Atualmente a cobertura vacinal é superior a 95% mas, como referiu o diretor-geral de Saúde em entrevista à Antena 1, esta segunda-feira, “97, 98 a 99% da população” está imunizada porque antes de 1974 todas as crianças tinham sarampo. Portanto, os adultos que não foram vacinados já tiveram a doença, o que diminui muito os riscos de voltar a contrair a doença, e, contraindo, diminui as consequências.

Em 2006, a OMS certificou a eliminação do sarampo e da rubéola em Portugal.
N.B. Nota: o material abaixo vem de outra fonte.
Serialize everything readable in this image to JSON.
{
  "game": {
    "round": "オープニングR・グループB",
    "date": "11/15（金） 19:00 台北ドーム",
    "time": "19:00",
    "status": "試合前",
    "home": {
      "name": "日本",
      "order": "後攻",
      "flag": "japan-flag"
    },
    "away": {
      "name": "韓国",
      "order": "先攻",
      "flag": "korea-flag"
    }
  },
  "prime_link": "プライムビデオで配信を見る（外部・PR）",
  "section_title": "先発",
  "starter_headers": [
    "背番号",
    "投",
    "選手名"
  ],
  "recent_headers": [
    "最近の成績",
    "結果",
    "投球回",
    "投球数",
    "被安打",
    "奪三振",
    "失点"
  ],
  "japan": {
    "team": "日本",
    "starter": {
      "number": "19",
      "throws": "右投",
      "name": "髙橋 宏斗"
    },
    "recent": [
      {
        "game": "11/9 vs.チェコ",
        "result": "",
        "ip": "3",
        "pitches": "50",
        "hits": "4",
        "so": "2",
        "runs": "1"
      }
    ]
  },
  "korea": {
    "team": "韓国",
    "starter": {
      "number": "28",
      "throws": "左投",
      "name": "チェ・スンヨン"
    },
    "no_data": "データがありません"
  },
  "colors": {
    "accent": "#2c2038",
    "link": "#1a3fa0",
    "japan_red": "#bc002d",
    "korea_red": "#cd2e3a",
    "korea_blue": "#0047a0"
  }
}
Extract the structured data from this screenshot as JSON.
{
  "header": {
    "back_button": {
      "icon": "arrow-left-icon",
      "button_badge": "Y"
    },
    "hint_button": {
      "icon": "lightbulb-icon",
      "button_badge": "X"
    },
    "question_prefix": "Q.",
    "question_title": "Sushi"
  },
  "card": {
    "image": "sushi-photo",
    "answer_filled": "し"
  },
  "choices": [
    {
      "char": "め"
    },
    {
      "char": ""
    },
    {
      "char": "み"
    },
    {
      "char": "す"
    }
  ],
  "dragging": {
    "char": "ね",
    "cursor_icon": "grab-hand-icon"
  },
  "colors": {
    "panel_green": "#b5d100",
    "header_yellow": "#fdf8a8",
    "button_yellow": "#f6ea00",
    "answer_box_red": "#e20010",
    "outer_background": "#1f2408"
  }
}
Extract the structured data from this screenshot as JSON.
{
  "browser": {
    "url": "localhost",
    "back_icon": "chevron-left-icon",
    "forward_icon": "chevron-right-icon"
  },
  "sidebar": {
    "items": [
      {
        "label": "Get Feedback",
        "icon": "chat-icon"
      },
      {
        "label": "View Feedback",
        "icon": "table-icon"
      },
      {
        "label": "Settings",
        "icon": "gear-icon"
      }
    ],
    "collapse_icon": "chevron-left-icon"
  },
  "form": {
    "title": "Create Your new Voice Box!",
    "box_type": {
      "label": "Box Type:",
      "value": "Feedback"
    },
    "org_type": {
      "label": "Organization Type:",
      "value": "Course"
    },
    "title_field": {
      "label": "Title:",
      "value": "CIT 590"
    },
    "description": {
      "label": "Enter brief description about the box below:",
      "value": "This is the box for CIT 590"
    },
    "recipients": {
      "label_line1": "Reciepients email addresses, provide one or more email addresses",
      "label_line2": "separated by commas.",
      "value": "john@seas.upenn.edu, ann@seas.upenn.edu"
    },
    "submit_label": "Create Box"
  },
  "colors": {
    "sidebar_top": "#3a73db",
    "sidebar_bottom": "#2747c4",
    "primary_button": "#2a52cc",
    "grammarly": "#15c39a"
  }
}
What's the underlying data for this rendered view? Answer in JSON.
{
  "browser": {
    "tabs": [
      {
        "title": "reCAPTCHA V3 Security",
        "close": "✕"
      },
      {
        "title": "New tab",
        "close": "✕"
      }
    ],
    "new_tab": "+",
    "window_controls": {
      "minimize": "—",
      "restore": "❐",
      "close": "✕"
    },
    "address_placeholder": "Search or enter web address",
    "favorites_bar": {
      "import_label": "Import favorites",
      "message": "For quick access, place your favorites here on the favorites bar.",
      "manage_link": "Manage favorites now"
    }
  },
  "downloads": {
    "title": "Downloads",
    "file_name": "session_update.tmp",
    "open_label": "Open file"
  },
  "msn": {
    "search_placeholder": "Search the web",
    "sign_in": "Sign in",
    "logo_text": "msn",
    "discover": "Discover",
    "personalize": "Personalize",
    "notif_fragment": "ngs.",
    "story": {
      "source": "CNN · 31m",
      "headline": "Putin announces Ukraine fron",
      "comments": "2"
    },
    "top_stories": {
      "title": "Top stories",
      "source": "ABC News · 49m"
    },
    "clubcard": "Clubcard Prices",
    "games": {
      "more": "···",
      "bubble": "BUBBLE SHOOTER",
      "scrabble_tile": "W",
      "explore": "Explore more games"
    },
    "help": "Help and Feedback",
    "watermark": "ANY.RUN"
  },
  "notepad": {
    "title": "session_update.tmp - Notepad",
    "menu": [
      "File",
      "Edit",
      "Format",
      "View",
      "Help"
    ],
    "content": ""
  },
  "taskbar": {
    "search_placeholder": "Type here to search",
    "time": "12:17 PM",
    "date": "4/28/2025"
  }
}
Entretanto só nos primeiros quatro meses deste ano registaram-se mais notificações de casos de sarampo do que entre 2006 e 2014 (19 casos, quase todos importados). A DGS já disse que dos 21 casos já confirmados (os outros cinco estão a ser analisados), foram registados sobretudo junto de pessoas não vacinadas.

Qual a situação epidemiológica na Europa?

Além de Portugal, há mais 13 países europeus com notificações de casos de sarampo desde o início do ano: Roménia (4.025 casos e 18 mortes); Itália (1.333); Alemanha (272); Bélgica (266); França (79); Áustria (72); Suíça (52 e um morto); Espanha (35); Bulgária (30); Suécia (15); Hungria (13); Islândia (2) e Dinamarca (1).

Em outubro do ano passado, numa reunião que houve a propósito do sarampo e da rubéola, concluiu-se que dos 53 países pertencentes à região europeia da Organização Mundial de Saúde, 24 declararam ter atingido o objetivo da eliminação do sarampo e outros 13 diziam estar a caminho dessa meta. Havia ainda seis países, contudo, com transmissão endémica de sarampo: Bélgica, França, Alemanha, Itália, Polónia e Roménia.